- First volume cover

メンズ校 (Menzu-kō)
- Genre: Romantic comedy
- Written by: Kaneyoshi Izumi
- Published by: Shogakukan
- English publisher: NA: Viz Media;
- Magazine: Betsucomi
- Original run: August 11, 2006 – February 13, 2010
- Volumes: 8
- Directed by: Shunsuke Kariyama; Mitsushi Okamoto; Masataka Hayashi;
- Written by: Naomi Hiruta
- Original network: TV Tokyo
- Original run: October 8, 2020 – December 24, 2020
- Episodes: 12

= Seiho Boys' High School! =

Japanese manga series

Seiho Boys' High School! (メンズ校, Menzu-kō) is a Japanese manga series written and illustrated by Kaneyoshi Izumi.

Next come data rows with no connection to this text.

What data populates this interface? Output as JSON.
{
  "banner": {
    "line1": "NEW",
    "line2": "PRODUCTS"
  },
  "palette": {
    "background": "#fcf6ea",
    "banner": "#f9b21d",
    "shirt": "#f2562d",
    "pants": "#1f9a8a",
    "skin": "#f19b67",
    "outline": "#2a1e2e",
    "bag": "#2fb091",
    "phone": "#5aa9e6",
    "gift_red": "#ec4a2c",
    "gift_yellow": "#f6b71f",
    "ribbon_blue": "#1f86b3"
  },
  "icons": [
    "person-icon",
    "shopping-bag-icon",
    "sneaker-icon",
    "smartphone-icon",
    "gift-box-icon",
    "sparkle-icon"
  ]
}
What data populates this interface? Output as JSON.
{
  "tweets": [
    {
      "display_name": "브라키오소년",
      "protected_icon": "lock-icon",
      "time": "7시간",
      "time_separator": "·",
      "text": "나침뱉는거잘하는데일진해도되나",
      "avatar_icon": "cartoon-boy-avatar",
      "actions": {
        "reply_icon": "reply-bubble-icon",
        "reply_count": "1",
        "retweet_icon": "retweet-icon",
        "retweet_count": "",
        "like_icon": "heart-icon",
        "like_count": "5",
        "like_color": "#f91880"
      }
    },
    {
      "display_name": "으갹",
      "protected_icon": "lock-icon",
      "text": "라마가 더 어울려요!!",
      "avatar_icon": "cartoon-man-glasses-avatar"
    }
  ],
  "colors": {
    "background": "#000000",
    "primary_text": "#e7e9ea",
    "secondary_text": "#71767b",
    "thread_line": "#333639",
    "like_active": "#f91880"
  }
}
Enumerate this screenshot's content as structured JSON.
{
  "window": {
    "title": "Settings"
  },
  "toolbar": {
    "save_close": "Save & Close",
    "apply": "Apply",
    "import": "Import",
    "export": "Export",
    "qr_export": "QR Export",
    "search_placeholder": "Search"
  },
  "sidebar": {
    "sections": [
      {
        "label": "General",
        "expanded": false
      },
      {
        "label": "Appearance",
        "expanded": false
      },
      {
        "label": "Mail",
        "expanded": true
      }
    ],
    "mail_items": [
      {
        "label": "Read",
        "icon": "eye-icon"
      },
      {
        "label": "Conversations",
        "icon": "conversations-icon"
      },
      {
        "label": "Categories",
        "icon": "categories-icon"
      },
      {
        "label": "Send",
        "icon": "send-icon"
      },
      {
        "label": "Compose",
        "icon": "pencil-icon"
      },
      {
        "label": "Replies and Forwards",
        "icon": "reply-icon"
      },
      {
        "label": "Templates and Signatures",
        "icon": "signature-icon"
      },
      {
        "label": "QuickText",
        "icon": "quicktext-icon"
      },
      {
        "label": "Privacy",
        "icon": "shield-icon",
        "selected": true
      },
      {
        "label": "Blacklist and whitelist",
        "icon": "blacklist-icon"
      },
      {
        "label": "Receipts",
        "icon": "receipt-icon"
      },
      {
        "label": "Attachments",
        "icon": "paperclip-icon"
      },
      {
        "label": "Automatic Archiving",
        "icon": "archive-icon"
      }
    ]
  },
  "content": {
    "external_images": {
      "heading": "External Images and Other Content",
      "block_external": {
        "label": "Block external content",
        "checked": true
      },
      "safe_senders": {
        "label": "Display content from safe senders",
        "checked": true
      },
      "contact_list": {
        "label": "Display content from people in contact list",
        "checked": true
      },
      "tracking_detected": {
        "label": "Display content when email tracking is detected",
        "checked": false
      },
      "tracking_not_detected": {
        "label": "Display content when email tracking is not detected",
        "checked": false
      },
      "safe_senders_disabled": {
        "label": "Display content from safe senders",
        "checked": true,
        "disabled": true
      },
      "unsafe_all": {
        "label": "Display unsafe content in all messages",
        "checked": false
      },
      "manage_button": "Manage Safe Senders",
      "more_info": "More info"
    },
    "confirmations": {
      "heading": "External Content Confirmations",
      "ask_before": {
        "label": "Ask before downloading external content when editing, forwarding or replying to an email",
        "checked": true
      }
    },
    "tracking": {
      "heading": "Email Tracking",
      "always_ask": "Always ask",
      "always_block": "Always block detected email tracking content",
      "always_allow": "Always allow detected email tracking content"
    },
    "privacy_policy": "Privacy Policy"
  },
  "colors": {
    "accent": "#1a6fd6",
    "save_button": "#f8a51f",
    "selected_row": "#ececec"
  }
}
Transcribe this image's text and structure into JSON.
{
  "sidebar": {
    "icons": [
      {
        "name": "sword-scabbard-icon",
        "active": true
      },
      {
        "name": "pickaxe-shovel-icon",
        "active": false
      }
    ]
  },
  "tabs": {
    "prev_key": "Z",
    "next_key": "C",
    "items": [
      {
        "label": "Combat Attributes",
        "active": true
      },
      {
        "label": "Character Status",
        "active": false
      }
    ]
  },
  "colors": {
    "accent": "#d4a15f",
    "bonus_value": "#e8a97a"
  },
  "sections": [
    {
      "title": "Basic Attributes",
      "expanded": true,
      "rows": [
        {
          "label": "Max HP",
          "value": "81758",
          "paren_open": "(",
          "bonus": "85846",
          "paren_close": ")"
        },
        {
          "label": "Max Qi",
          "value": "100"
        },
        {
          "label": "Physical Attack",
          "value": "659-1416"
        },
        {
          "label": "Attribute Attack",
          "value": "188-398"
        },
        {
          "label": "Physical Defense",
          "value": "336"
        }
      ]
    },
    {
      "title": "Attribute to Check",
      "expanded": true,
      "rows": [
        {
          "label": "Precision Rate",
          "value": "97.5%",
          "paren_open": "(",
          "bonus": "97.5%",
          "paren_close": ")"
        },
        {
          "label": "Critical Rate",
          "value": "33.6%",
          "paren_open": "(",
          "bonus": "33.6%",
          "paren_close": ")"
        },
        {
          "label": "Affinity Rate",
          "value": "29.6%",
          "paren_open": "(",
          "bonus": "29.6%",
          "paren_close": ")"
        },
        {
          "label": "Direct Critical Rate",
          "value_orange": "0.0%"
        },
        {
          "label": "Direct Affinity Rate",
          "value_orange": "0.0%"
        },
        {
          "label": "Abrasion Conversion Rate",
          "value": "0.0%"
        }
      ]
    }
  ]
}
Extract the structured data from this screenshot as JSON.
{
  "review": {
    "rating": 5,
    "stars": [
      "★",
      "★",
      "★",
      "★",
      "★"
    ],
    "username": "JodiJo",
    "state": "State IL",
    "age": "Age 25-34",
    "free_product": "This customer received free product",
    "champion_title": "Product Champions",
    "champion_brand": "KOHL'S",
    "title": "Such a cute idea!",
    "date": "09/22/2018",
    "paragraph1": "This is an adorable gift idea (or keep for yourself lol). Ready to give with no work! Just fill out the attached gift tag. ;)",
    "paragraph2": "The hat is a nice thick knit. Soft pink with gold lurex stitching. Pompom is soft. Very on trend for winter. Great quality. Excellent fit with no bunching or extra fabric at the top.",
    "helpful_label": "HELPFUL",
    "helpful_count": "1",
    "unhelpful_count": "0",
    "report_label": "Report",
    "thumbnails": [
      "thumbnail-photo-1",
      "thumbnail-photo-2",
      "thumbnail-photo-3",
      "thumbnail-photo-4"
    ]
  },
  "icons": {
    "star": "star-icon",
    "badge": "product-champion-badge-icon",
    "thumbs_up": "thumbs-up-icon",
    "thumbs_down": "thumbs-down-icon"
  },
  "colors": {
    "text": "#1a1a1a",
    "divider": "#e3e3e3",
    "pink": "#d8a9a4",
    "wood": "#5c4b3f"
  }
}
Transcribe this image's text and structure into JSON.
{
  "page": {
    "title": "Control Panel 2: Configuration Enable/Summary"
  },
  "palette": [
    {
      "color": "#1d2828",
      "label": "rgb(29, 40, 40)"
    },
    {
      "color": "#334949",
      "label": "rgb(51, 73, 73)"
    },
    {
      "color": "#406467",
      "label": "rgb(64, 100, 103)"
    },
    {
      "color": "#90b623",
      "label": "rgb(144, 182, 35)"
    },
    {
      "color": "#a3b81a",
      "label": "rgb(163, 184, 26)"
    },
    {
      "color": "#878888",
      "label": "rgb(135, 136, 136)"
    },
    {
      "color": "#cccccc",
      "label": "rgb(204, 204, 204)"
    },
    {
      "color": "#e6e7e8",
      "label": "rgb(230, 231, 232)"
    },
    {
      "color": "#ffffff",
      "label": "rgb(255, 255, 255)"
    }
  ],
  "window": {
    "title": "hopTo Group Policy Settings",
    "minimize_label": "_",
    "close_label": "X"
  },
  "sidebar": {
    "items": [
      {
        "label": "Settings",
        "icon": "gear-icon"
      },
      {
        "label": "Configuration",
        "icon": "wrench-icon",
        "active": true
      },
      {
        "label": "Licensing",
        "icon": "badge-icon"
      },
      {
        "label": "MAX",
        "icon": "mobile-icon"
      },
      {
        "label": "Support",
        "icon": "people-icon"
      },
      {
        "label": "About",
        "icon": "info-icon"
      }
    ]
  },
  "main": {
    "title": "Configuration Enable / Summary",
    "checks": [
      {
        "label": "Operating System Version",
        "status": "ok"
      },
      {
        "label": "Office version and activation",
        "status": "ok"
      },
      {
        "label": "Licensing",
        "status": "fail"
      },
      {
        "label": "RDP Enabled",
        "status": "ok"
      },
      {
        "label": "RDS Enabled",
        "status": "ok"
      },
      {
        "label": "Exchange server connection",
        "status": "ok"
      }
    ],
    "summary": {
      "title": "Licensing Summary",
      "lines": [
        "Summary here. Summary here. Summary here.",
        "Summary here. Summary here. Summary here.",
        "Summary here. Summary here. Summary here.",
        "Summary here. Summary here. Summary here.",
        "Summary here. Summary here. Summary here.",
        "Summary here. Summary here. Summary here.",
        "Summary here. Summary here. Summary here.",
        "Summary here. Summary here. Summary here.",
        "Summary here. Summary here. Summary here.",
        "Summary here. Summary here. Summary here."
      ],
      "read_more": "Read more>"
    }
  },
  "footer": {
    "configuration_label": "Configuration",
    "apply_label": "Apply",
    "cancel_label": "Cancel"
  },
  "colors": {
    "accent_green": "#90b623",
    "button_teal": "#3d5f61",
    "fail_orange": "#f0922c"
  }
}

It was serialized in Shogakukan's Betsucomi magazine from August 2006 to February 2010 and collected into eight volumes. A television drama adaptation aired on TV Tokyo from October to December 2020.

==Media==
===Manga===
Written and illustrated by Kaneyoshi Izumi, the series began serialization in Shogakukan's Betsucomi magazine on August 11, 2006. (Note: It started in the magazine's September 2006 issue, released on August 11 of that same year.) It completed serialization on February 13, 2010. Its individual chapters were collected into eight tankōbon volumes, released from January 26, 2007, to May 26, 2010. An epilogue chapter was released in Betsucomi in July 2020.

Viz Media published the series in English.

===Stage play===
A stage play adaptation was performed at the Hakuhinkan Theater in Ginza from August 5–10, 2010. It starred Momosuke Mizutani and Ryutora Isogai, with Plus performing its main theme.

===TV drama===
A television drama adaptation was announced in March 2020. It was directed by Shunsuke Kariyama, Mitsushi Okamoto, and Masataka Hayashi, with Naomi Hiruta writing the scripts and the members of Naniwa Danshi performing the lead roles. It was originally set to premiere in July 2020, but was delayed due to the COVID-19 pandemic in Japan. Naniwa Danshi also performed its main theme, "Aoharu: With U with Me". The series aired from October 8 to December 24, 2020, on TV Tokyo's Dramaholic! programming block.

==Reception==
Zack Davisson of Manga Life praised the humor and artwork. He also felt the series "offeres up fan service for both guy and girl fans". Karen Maeda of Sequential Tart praised the artwork and characters, describing the former as "fun" and noting it was easy to follow. Lissa Pattillo of Anime News Network felt the manga had some good comedic moments and praised the Viz Media translation, though Pattillo also felt the art was generic and criticized the episodic storytelling.